Stevens gets a message to call the Doctor, who rattles off a bunch of technobabble and sends the journalist back through time to prevent a plan hatched by the Master involving Private Cleary. 'You can't expect me to actually believe any of what you're saying,' Stevens says repeatedly. I was once given a list of terms coined by science fiction writers about recurring clichés of the genre, called something like the Turkey City Lexicon. Among these clichés is characters who mouth the thoughts of the writers; often without the author realising it is happening. The phenomenon is known as 'Signal From Fred' and in this chapter Stevens keeps trying to give me a Signal From Fred. Alas, I wasn't paying attention. Such is life.

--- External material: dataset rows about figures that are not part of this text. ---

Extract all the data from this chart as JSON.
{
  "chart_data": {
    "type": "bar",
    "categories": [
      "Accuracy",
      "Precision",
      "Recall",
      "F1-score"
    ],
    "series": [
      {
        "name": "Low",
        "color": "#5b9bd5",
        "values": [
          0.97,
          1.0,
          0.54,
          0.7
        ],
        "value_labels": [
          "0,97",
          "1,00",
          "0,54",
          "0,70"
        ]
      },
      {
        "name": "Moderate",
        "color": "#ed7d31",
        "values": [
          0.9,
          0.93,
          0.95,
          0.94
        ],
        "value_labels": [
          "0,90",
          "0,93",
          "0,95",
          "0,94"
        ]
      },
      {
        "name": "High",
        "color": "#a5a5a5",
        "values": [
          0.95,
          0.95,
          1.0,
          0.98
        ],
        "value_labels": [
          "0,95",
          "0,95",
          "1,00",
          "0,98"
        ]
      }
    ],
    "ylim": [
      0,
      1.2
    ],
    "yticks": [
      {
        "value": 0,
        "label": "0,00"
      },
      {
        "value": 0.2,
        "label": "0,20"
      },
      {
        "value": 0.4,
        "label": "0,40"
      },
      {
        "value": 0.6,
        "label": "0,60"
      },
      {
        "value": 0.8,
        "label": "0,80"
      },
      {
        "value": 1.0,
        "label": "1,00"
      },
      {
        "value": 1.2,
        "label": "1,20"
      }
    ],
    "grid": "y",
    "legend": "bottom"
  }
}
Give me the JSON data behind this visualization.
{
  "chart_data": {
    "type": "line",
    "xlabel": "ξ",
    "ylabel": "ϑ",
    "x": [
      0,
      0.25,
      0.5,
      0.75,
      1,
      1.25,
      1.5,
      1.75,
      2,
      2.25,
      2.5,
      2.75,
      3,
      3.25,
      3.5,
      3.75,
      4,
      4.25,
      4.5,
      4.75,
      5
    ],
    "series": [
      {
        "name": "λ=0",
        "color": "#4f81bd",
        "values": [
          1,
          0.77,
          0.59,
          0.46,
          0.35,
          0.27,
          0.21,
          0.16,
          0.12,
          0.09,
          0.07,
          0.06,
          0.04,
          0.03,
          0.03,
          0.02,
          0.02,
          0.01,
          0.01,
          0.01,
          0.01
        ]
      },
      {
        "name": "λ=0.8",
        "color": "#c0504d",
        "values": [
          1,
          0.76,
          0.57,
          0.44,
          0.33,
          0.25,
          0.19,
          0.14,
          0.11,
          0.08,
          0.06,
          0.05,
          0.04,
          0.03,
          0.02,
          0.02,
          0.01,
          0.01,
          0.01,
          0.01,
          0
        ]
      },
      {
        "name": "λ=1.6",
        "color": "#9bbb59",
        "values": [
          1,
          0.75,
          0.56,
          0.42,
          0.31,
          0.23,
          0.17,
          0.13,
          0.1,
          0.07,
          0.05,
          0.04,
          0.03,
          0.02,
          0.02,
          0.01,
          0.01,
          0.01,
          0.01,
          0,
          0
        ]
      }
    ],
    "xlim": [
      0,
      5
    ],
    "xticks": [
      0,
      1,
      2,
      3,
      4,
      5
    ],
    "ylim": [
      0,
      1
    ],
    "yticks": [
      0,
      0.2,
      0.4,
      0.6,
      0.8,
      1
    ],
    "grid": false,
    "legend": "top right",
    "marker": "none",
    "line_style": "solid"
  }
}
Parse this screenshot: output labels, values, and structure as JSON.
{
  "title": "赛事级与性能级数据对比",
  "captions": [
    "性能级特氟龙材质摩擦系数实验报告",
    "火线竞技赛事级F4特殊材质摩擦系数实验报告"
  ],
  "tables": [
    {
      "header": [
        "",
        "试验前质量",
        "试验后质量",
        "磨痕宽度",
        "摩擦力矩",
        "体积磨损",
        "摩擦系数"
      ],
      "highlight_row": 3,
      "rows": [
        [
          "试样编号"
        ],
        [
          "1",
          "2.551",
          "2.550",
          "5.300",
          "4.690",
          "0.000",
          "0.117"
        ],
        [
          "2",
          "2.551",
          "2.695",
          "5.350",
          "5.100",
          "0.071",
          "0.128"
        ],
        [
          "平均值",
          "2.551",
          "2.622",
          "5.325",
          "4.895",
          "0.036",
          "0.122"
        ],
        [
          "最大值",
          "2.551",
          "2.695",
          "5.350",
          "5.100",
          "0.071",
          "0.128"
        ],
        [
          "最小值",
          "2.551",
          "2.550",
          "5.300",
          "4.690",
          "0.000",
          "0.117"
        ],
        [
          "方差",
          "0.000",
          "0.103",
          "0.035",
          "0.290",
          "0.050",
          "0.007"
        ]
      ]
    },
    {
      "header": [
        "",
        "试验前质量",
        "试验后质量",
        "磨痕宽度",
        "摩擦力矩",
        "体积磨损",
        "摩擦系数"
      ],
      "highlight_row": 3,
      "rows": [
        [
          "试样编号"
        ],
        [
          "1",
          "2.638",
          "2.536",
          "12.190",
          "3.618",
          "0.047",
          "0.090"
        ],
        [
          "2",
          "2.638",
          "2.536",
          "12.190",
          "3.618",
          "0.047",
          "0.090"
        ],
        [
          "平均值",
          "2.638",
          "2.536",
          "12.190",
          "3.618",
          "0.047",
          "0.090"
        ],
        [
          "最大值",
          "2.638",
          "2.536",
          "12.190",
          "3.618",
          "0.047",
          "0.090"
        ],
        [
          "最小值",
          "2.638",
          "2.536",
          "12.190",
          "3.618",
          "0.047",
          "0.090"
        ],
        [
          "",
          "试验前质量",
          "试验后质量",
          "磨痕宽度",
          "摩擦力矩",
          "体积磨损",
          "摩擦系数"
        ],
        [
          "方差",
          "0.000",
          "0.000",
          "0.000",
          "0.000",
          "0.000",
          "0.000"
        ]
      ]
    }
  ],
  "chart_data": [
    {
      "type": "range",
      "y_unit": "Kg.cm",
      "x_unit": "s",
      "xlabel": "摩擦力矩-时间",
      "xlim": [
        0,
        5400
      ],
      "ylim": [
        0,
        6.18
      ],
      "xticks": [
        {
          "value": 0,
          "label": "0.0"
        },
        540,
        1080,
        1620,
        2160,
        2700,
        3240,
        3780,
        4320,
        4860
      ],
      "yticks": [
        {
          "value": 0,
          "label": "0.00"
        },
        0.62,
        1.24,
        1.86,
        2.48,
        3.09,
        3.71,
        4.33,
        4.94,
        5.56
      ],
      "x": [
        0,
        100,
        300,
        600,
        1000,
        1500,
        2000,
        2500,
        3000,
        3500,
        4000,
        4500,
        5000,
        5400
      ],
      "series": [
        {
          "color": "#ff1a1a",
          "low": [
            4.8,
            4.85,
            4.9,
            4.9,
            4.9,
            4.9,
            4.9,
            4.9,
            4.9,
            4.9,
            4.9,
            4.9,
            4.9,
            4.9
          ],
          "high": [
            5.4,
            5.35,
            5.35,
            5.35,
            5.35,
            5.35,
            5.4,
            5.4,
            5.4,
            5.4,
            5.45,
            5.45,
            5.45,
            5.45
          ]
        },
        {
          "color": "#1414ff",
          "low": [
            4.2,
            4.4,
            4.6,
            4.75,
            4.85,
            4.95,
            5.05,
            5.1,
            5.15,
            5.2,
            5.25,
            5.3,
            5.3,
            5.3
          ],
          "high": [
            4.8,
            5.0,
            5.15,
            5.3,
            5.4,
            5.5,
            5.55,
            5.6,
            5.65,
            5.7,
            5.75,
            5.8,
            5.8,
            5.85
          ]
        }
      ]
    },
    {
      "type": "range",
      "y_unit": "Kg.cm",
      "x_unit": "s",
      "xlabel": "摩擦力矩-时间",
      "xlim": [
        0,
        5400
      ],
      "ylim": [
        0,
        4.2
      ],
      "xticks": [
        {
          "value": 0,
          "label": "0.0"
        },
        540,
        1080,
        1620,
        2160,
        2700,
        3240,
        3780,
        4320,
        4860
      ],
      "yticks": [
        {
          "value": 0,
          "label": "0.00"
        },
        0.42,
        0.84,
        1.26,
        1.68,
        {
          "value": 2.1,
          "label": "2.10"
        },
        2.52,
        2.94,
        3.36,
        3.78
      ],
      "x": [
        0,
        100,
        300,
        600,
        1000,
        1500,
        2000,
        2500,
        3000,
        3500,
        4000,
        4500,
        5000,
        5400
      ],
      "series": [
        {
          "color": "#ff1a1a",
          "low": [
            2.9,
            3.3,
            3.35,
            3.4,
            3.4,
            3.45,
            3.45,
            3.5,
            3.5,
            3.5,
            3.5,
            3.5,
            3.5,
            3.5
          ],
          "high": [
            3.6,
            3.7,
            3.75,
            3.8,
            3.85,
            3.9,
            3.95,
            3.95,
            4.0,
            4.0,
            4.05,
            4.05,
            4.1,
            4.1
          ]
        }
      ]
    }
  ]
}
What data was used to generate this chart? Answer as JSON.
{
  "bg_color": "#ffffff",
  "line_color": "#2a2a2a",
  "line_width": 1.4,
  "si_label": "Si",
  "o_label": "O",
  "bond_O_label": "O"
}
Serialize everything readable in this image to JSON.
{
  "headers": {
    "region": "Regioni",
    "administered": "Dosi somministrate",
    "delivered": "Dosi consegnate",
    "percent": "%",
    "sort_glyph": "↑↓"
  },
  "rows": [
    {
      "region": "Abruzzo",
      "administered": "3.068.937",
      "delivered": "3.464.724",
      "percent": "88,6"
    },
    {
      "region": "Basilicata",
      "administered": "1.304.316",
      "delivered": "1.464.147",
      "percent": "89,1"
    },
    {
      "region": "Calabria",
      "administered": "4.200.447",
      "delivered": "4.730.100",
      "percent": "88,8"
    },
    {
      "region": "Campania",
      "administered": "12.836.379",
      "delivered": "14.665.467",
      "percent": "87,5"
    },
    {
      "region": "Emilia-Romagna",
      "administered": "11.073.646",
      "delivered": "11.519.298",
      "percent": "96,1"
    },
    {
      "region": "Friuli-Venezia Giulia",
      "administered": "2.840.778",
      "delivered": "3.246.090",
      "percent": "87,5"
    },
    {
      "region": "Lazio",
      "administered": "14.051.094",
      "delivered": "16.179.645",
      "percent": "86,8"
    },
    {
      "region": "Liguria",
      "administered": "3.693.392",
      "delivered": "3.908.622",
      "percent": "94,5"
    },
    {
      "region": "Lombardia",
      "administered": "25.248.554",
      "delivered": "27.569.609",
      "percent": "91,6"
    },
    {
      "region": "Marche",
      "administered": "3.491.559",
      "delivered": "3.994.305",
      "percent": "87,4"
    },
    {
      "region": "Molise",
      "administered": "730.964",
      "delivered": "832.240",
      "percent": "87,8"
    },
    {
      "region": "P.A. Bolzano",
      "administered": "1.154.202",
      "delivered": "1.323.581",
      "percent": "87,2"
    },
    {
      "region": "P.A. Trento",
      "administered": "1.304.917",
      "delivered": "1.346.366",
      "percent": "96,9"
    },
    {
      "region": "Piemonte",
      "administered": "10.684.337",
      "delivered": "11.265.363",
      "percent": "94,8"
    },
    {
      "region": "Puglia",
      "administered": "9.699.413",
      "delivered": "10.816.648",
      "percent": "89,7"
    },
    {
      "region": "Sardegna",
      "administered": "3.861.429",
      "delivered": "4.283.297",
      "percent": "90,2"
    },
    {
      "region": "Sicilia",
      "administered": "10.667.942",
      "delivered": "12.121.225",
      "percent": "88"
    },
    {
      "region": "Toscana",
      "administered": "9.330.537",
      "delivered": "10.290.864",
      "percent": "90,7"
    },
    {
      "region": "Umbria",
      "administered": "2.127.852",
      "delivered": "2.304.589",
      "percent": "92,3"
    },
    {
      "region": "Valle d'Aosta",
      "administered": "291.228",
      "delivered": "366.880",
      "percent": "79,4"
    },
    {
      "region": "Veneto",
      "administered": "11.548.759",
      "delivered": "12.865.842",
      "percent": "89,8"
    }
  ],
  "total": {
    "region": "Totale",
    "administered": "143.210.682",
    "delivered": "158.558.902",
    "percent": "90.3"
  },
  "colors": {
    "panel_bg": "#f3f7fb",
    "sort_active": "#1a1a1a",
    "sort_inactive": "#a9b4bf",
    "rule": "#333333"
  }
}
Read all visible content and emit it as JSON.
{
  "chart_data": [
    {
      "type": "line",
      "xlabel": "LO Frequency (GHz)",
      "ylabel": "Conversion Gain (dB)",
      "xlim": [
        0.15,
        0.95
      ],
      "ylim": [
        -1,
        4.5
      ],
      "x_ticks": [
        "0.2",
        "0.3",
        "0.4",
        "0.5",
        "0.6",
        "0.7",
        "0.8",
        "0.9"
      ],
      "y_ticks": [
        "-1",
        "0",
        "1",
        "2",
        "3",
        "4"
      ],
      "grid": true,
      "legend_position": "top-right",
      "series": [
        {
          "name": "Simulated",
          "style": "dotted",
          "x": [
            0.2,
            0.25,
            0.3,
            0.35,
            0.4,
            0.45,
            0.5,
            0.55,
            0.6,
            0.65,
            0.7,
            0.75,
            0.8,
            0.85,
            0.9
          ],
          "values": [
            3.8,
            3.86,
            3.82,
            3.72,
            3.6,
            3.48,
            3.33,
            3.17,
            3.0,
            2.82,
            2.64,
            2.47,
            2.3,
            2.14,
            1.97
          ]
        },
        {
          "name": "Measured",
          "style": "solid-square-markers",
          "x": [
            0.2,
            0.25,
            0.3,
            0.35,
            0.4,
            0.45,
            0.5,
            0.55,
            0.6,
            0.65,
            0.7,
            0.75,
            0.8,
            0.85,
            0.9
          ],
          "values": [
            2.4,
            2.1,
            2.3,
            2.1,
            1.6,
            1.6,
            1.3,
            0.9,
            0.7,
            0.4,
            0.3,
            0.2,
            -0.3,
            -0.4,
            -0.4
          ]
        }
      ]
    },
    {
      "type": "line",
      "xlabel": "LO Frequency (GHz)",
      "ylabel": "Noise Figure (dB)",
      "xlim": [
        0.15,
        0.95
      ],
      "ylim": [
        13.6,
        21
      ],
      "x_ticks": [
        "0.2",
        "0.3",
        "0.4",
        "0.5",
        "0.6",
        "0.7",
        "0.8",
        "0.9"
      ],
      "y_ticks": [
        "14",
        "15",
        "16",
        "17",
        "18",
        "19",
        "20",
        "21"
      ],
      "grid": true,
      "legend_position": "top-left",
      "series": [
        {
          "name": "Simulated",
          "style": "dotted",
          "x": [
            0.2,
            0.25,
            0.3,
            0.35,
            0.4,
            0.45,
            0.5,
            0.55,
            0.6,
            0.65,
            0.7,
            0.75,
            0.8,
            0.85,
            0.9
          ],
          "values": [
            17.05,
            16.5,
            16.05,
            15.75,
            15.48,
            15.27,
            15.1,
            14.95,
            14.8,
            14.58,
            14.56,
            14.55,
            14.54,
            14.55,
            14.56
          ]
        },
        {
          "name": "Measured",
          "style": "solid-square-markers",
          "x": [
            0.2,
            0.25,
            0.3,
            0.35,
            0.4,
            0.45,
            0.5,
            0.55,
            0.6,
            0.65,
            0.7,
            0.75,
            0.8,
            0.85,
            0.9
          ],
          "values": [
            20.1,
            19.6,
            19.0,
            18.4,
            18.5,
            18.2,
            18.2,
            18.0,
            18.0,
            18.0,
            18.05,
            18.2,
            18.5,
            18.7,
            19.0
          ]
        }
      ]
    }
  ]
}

During the phone conversation the Doctor says Dodo died before her time. Looking back on Who Killed Kennedy now, if the Kennedy element had not been included, then the Doctor's line of dialogue might have provided another ending. Stevens could have used the Time Ring to travel back to Dodo's murder and saved her. Cleary would have been present and perhaps even the Master. During early discussions for Who Killed Kennedy, Virgin editor Rebecca 'Bex' Levene and I batted around many ideas for how to finish the book. Among them was explaining how the Delgado Master had to regenerate into another incarnation. All that could have been worked around the attempt to murder Dodo. At least it would have kept the finale of the book within its own milieu, rather than suddenly jerking the reader across the Atlantic to Dallas of 1963.
The Master's plot involving JFK is pretty hard to fathom. Does he want the president killed? Or is he trying to pervert the course of history by averting JFK's assassination? I got into the same sort of muddle in The Domino Effect, an Eight Doctor novel I wrote that was published in 2003. I didn't believe my own ending and, as a result, the book comes unstuck at the finish - just when it should be coming together. As a writer you always hope to progress, to learn from your mistakes. But some mistakes keep coming back to haunt you...
The Doctor ponders out loud whether free will is or isn't an illusion - a reference back to Inferno, if I recall correctly.